What if everyone was a little more patient? You, me, record company executives, that whore who got Van Goghs ear, and even the artists themselves. Is there not enough music? Wouldn’t you rather have your favorite artist produce a whole, heaping mess of genius twice a decade than sit through another mediocre attempt?

1 comment:

  1. I “ear” you. The record producers’ only concern is making sure the band’s “Van Gogh”!

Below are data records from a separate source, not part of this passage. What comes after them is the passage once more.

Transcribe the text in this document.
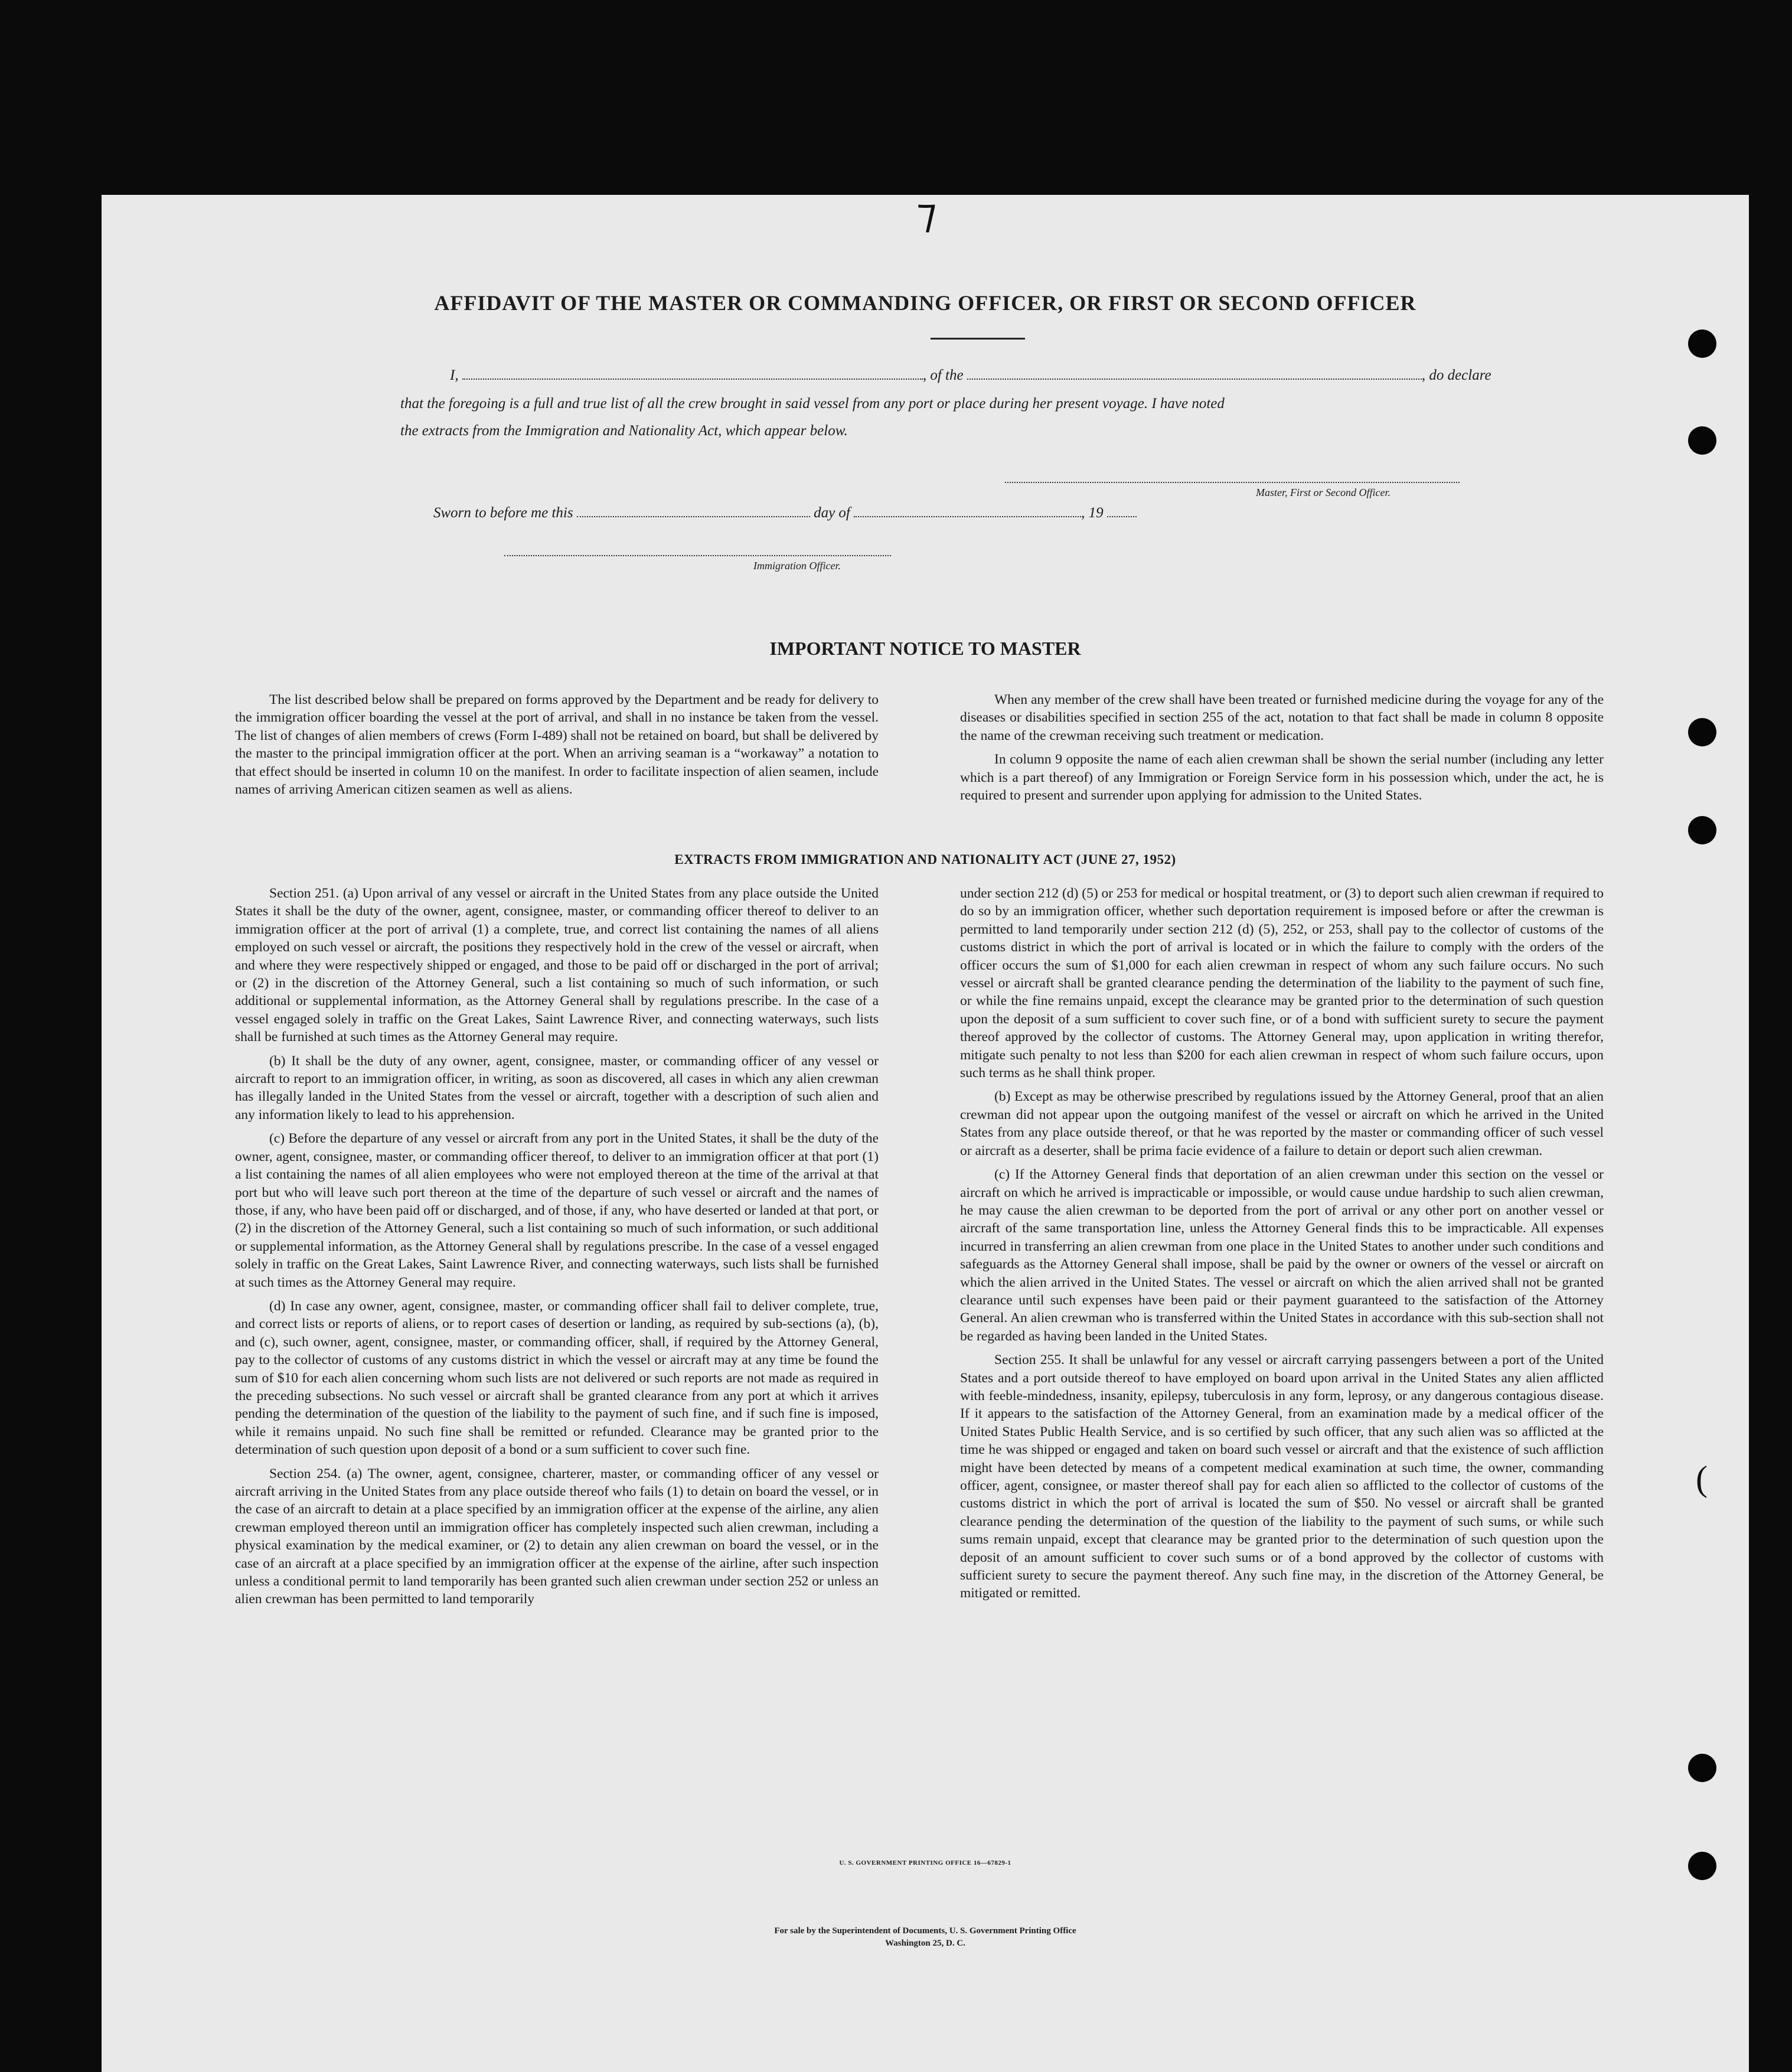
⁊
(
AFFIDAVIT OF THE MASTER OR COMMANDING OFFICER, OR FIRST OR SECOND OFFICER
I,	, of the	, do declare
that the foregoing is a full and true list of all the crew brought in said vessel from any port or place during her present voyage. I have noted
the extracts from the Immigration and Nationality Act, which appear below.
Master, First or Second Officer.
Sworn to before me this	day of	, 19
Immigration Officer.
IMPORTANT NOTICE TO MASTER

The list described below shall be prepared on forms approved by the Department and be ready for delivery to the immigration officer boarding the vessel at the port of arrival, and shall in no instance be taken from the vessel. The list of changes of alien members of crews (Form I-489) shall not be retained on board, but shall be delivered by the master to the principal immigration officer at the port. When an arriving seaman is a “workaway” a notation to that effect should be inserted in column 10 on the manifest. In order to facilitate inspection of alien seamen, include names of arriving American citizen seamen as well as aliens.

When any member of the crew shall have been treated or furnished medicine during the voyage for any of the diseases or disabilities specified in section 255 of the act, notation to that fact shall be made in column 8 opposite the name of the crewman receiving such treatment or medication.

In column 9 opposite the name of each alien crewman shall be shown the serial number (including any letter which is a part thereof) of any Immigration or Foreign Service form in his possession which, under the act, he is required to present and surrender upon applying for admission to the United States.

EXTRACTS FROM IMMIGRATION AND NATIONALITY ACT (JUNE 27, 1952)

Section 251. (a) Upon arrival of any vessel or aircraft in the United States from any place outside the United States it shall be the duty of the owner, agent, consignee, master, or commanding officer thereof to deliver to an immigration officer at the port of arrival (1) a complete, true, and correct list containing the names of all aliens employed on such vessel or aircraft, the positions they respectively hold in the crew of the vessel or aircraft, when and where they were respectively shipped or engaged, and those to be paid off or discharged in the port of arrival; or (2) in the discretion of the Attorney General, such a list containing so much of such information, or such additional or supplemental information, as the Attorney General shall by regulations prescribe. In the case of a vessel engaged solely in traffic on the Great Lakes, Saint Lawrence River, and connecting waterways, such lists shall be furnished at such times as the Attorney General may require.

(b) It shall be the duty of any owner, agent, consignee, master, or commanding officer of any vessel or aircraft to report to an immigration officer, in writing, as soon as discovered, all cases in which any alien crewman has illegally landed in the United States from the vessel or aircraft, together with a description of such alien and any information likely to lead to his apprehension.

(c) Before the departure of any vessel or aircraft from any port in the United States, it shall be the duty of the owner, agent, consignee, master, or commanding officer thereof, to deliver to an immigration officer at that port (1) a list containing the names of all alien employees who were not employed thereon at the time of the arrival at that port but who will leave such port thereon at the time of the departure of such vessel or aircraft and the names of those, if any, who have been paid off or discharged, and of those, if any, who have deserted or landed at that port, or (2) in the discretion of the Attorney General, such a list containing so much of such information, or such additional or supplemental information, as the Attorney General shall by regulations prescribe. In the case of a vessel engaged solely in traffic on the Great Lakes, Saint Lawrence River, and connecting waterways, such lists shall be furnished at such times as the Attorney General may require.

(d) In case any owner, agent, consignee, master, or commanding officer shall fail to deliver complete, true, and correct lists or reports of aliens, or to report cases of desertion or landing, as required by sub-sections (a), (b), and (c), such owner, agent, consignee, master, or commanding officer, shall, if required by the Attorney General, pay to the collector of customs of any customs district in which the vessel or aircraft may at any time be found the sum of $10 for each alien concerning whom such lists are not delivered or such reports are not made as required in the preceding subsections. No such vessel or aircraft shall be granted clearance from any port at which it arrives pending the determination of the question of the liability to the payment of such fine, and if such fine is imposed, while it remains unpaid. No such fine shall be remitted or refunded. Clearance may be granted prior to the determination of such question upon deposit of a bond or a sum sufficient to cover such fine.

Section 254. (a) The owner, agent, consignee, charterer, master, or commanding officer of any vessel or aircraft arriving in the United States from any place outside thereof who fails (1) to detain on board the vessel, or in the case of an aircraft to detain at a place specified by an immigration officer at the expense of the airline, any alien crewman employed thereon until an immigration officer has completely inspected such alien crewman, including a physical examination by the medical examiner, or (2) to detain any alien crewman on board the vessel, or in the case of an aircraft at a place specified by an immigration officer at the expense of the airline, after such inspection unless a conditional permit to land temporarily has been granted such alien crewman under section 252 or unless an alien crewman has been permitted to land temporarily

under section 212 (d) (5) or 253 for medical or hospital treatment, or (3) to deport such alien crewman if required to do so by an immigration officer, whether such deportation requirement is imposed before or after the crewman is permitted to land temporarily under section 212 (d) (5), 252, or 253, shall pay to the collector of customs of the customs district in which the port of arrival is located or in which the failure to comply with the orders of the officer occurs the sum of $1,000 for each alien crewman in respect of whom any such failure occurs. No such vessel or aircraft shall be granted clearance pending the determination of the liability to the payment of such fine, or while the fine remains unpaid, except the clearance may be granted prior to the determination of such question upon the deposit of a sum sufficient to cover such fine, or of a bond with sufficient surety to secure the payment thereof approved by the collector of customs. The Attorney General may, upon application in writing therefor, mitigate such penalty to not less than $200 for each alien crewman in respect of whom such failure occurs, upon such terms as he shall think proper.

(b) Except as may be otherwise prescribed by regulations issued by the Attorney General, proof that an alien crewman did not appear upon the outgoing manifest of the vessel or aircraft on which he arrived in the United States from any place outside thereof, or that he was reported by the master or commanding officer of such vessel or aircraft as a deserter, shall be prima facie evidence of a failure to detain or deport such alien crewman.

(c) If the Attorney General finds that deportation of an alien crewman under this section on the vessel or aircraft on which he arrived is impracticable or impossible, or would cause undue hardship to such alien crewman, he may cause the alien crewman to be deported from the port of arrival or any other port on another vessel or aircraft of the same transportation line, unless the Attorney General finds this to be impracticable. All expenses incurred in transferring an alien crewman from one place in the United States to another under such conditions and safeguards as the Attorney General shall impose, shall be paid by the owner or owners of the vessel or aircraft on which the alien arrived in the United States. The vessel or aircraft on which the alien arrived shall not be granted clearance until such expenses have been paid or their payment guaranteed to the satisfaction of the Attorney General. An alien crewman who is transferred within the United States in accordance with this sub-section shall not be regarded as having been landed in the United States.

Section 255. It shall be unlawful for any vessel or aircraft carrying passengers between a port of the United States and a port outside thereof to have employed on board upon arrival in the United States any alien afflicted with feeble-mindedness, insanity, epilepsy, tuberculosis in any form, leprosy, or any dangerous contagious disease. If it appears to the satisfaction of the Attorney General, from an examination made by a medical officer of the United States Public Health Service, and is so certified by such officer, that any such alien was so afflicted at the time he was shipped or engaged and taken on board such vessel or aircraft and that the existence of such affliction might have been detected by means of a competent medical examination at such time, the owner, commanding officer, agent, consignee, or master thereof shall pay for each alien so afflicted to the collector of customs of the customs district in which the port of arrival is located the sum of $50. No vessel or aircraft shall be granted clearance pending the determination of the question of the liability to the payment of such sums, or while such sums remain unpaid, except that clearance may be granted prior to the determination of such question upon the deposit of an amount sufficient to cover such sums or of a bond approved by the collector of customs with sufficient surety to secure the payment thereof. Any such fine may, in the discretion of the Attorney General, be mitigated or remitted.

U. S. GOVERNMENT PRINTING OFFICE 16—67829-1
For sale by the Superintendent of Documents, U. S. Government Printing Office
Washington 25, D. C.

    They and the public are so much like the little boy in “The Giving Tree” by Shel Silverstein… Once there was a tree that loved a boy. Every day the boy would come to the tree to eat the apples, swing from the branches, slide down the trunk and still the little boy wants more, and more, and more. Eventually the boy cuts down the tree (because he wants the wood) and it isn’t until years later the boy comes to realize the tree’s worth. The tree offers the boy the last thing it has…he sits on the stump and reminisces.

    P.S. I think a cool painting would be Darth Vader as a pony-tailed church girl with candy to share. That made me laugh…Candycan Sharewalker.